The empirical evidence encourages several theoretical developments:

Adversarial multi-agent protocols could further be generalized (e.g., triple-play with proposer, solver, verifier, or four-play with critics and knowledge retrievers), introducing richer collaborative and competitive training dynamics.
Specialized conditioning of the knowledge base, perhaps adaptive to model performance, may yield meta-curricula that amplify scaling gains and domain transfer.
Mechanisms for preserving valid but hard QA pairs may be necessary to prevent loss of signal as models saturate simpler problem classes.

Practically, PasoDoble suggests a scalable direction for domain-specialized reasoning LLMs, particularly in settings with minimal labeled data.

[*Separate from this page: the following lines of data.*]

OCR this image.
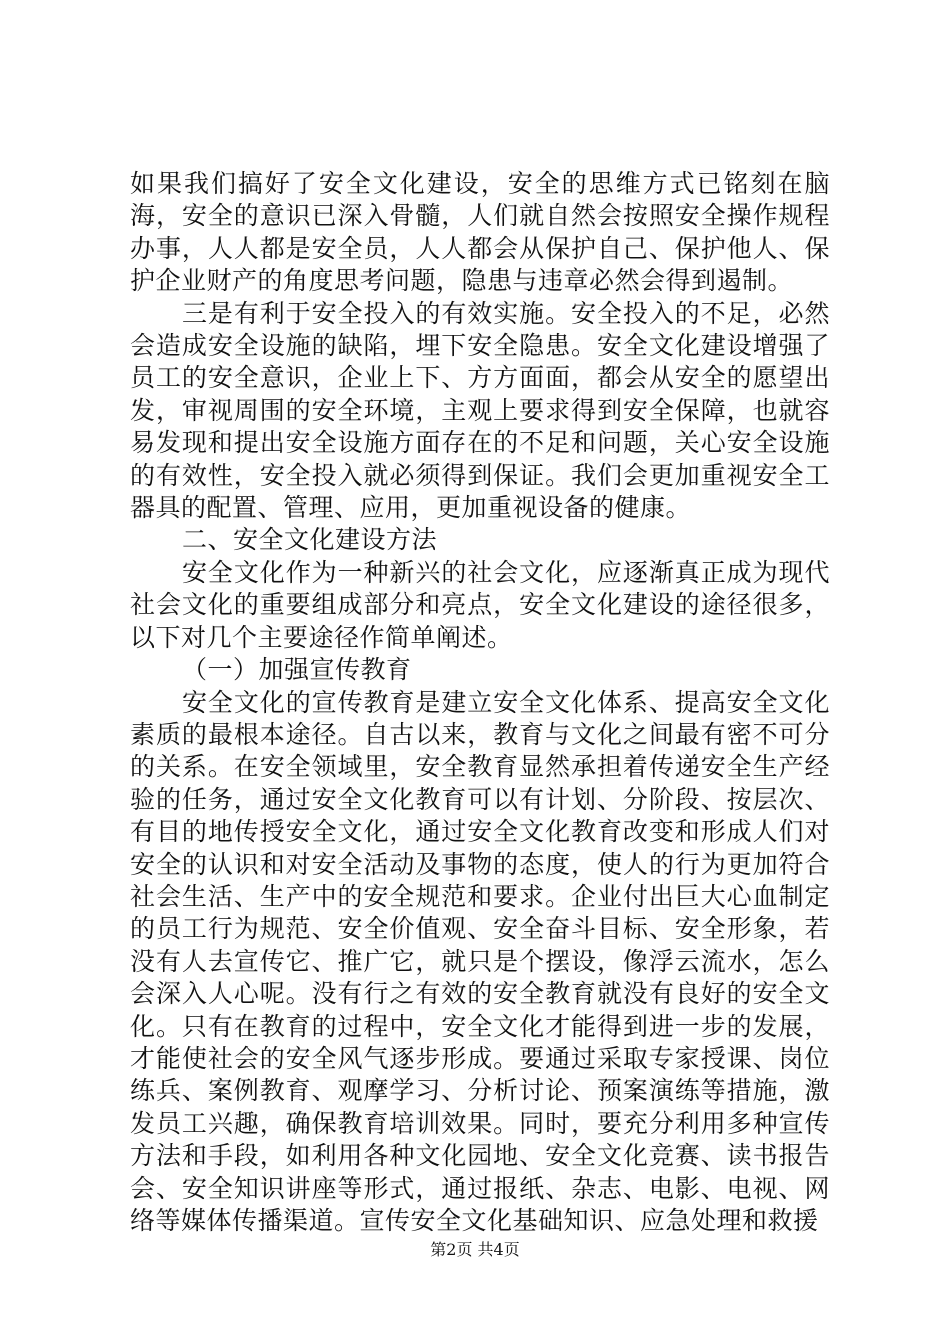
如果我们搞好了安全文化建设，安全的思维方式已铭刻在脑海，安全的意识已深入骨髓，人们就自然会按照安全操作规程办事，人人都是安全员，人人都会从保护自己、保护他人、保护企业财产的角度思考问题，隐患与违章必然会得到遏制。

三是有利于安全投入的有效实施。安全投入的不足，必然会造成安全设施的缺陷，埋下安全隐患。安全文化建设增强了员工的安全意识，企业上下、方方面面，都会从安全的愿望出发，审视周围的安全环境，主观上要求得到安全保障，也就容易发现和提出安全设施方面存在的不足和问题，关心安全设施的有效性，安全投入就必须得到保证。我们会更加重视安全工器具的配置、管理、应用，更加重视设备的健康。

二、安全文化建设方法

安全文化作为一种新兴的社会文化，应逐渐真正成为现代社会文化的重要组成部分和亮点，安全文化建设的途径很多，以下对几个主要途径作简单阐述。

（一）加强宣传教育

安全文化的宣传教育是建立安全文化体系、提高安全文化素质的最根本途径。自古以来，教育与文化之间最有密不可分的关系。在安全领域里，安全教育显然承担着传递安全生产经验的任务，通过安全文化教育可以有计划、分阶段、按层次、有目的地传授安全文化，通过安全文化教育改变和形成人们对安全的认识和对安全活动及事物的态度，使人的行为更加符合社会生活、生产中的安全规范和要求。企业付出巨大心血制定的员工行为规范、安全价值观、安全奋斗目标、安全形象，若没有人去宣传它、推广它，就只是个摆设，像浮云流水，怎么会深入人心呢。没有行之有效的安全教育就没有良好的安全文化。只有在教育的过程中，安全文化才能得到进一步的发展，才能使社会的安全风气逐步形成。要通过采取专家授课、岗位练兵、案例教育、观摩学习、分析讨论、预案演练等措施，激发员工兴趣，确保教育培训效果。同时，要充分利用多种宣传方法和手段，如利用各种文化园地、安全文化竞赛、读书报告会、安全知识讲座等形式，通过报纸、杂志、电影、电视、网络等媒体传播渠道。宣传安全文化基础知识、应急处理和救援

第2页 共4页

Limitations and Future Directions

Observed limitations include:

Gains saturate for smallest (<1B) models and narrow significantly for out-of-domain tasks such as GPQA/SuperGPQA, indicating domain specificity and scale sensitivity.
Even with high-quality math knowledge, improvements asymptote after several hundred steps, implying a need for mechanisms (e.g., adaptive buffer eviction, meta-proposer strategies) that can sustain long-term co-evolution.
Generalization to broader domains and integration with multimodal or agentic protocols remain open research challenges.

Conclusion

PasoDoble provides a technically sound and empirically validated dual-play framework for LLM reasoning enhancement. Through adversarial co-evolution between Proposer and Solver, guided by judicious reward design and external knowledge integration, it achieves significant and scaling improvements in mathematical reasoning—without explicit supervision. The protocol bridges critical gaps between pre-training knowledge anchoring and post-training curriculum, offering a template for next-generation, label-efficient LLM training pipelines.

Continued progress will require refining dual-play for further stability and generality, exploring multi-agent extensions, and developing robust techniques for transfer outside the math domain. PasoDoble sets a precedent for adversarially-shaped, self-supervised model evolution in language modeling.